Abstract

For a long time, the ability to solve abstract reasoning tasks was considered one of the hallmarks of human intelligence. Recent advances in the application of deep learning (DL) methods led to surpassing human abstract reasoning performance, specifically in the most popular type of such problems-Raven's progressive matrices (RPMs). While the efficacy of DL systems is indeed impressive, the way they approach the RPMs is very different from that of humans. State-of-the-art systems solving RPMs rely on massive pattern-based training and sometimes on exploiting biases in the dataset, whereas humans concentrate on the identification of the rules/concepts underlying the RPM to be solved.
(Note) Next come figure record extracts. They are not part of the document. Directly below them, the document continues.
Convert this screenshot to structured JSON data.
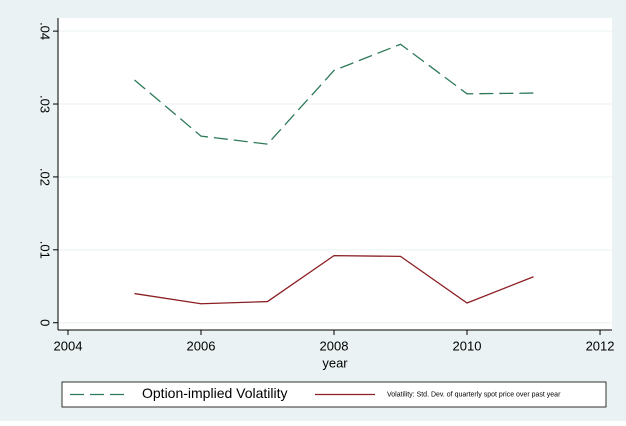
{
  "chart_data": {
    "type": "line",
    "x_label": "year",
    "x": [
      2005,
      2006,
      2007,
      2008,
      2009,
      2010,
      2011
    ],
    "series": [
      {
        "name": "Option-implied Volatility",
        "color": "#2e7a58",
        "dash": true,
        "values": [
          0.0333,
          0.0256,
          0.0245,
          0.0346,
          0.0382,
          0.0314,
          0.0315
        ]
      },
      {
        "name": "Volatility: Std. Dev. of quarterly spot price over past year",
        "color": "#8b1f24",
        "dash": false,
        "values": [
          0.004,
          0.0026,
          0.0029,
          0.0092,
          0.0091,
          0.0027,
          0.0063
        ]
      }
    ],
    "xlim": [
      2003.85,
      2012.18
    ],
    "xticks": [
      2004,
      2006,
      2008,
      2010,
      2012
    ],
    "ylim": [
      -0.001,
      0.0418
    ],
    "yticks": [
      0,
      {
        "value": 0.01,
        "label": ".01"
      },
      {
        "value": 0.02,
        "label": ".02"
      },
      {
        "value": 0.03,
        "label": ".03"
      },
      {
        "value": 0.04,
        "label": ".04"
      }
    ],
    "grid": true,
    "legend": "bottom"
  }
}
Motivated by this cognitive difference, this work aims at combining DL with the human way of solving RPMs. Specifically, we cast the problem of solving RPMs into a multilabel classification framework where each RPM is viewed as a multilabel data point, with labels determined by the set of abstract rules underlying the RPM. For efficient training of the system, we present a generalization of the noise contrastive estimation algorithm to the case of multilabel samples and a new sparse rule encoding scheme for RPMs. The proposed approach is evaluated on the two most popular benchmark datasets [I-RAVEN and procedurally generated matrices (PGM)] and on both of them demonstrate an advantage over the state-of-the-art results.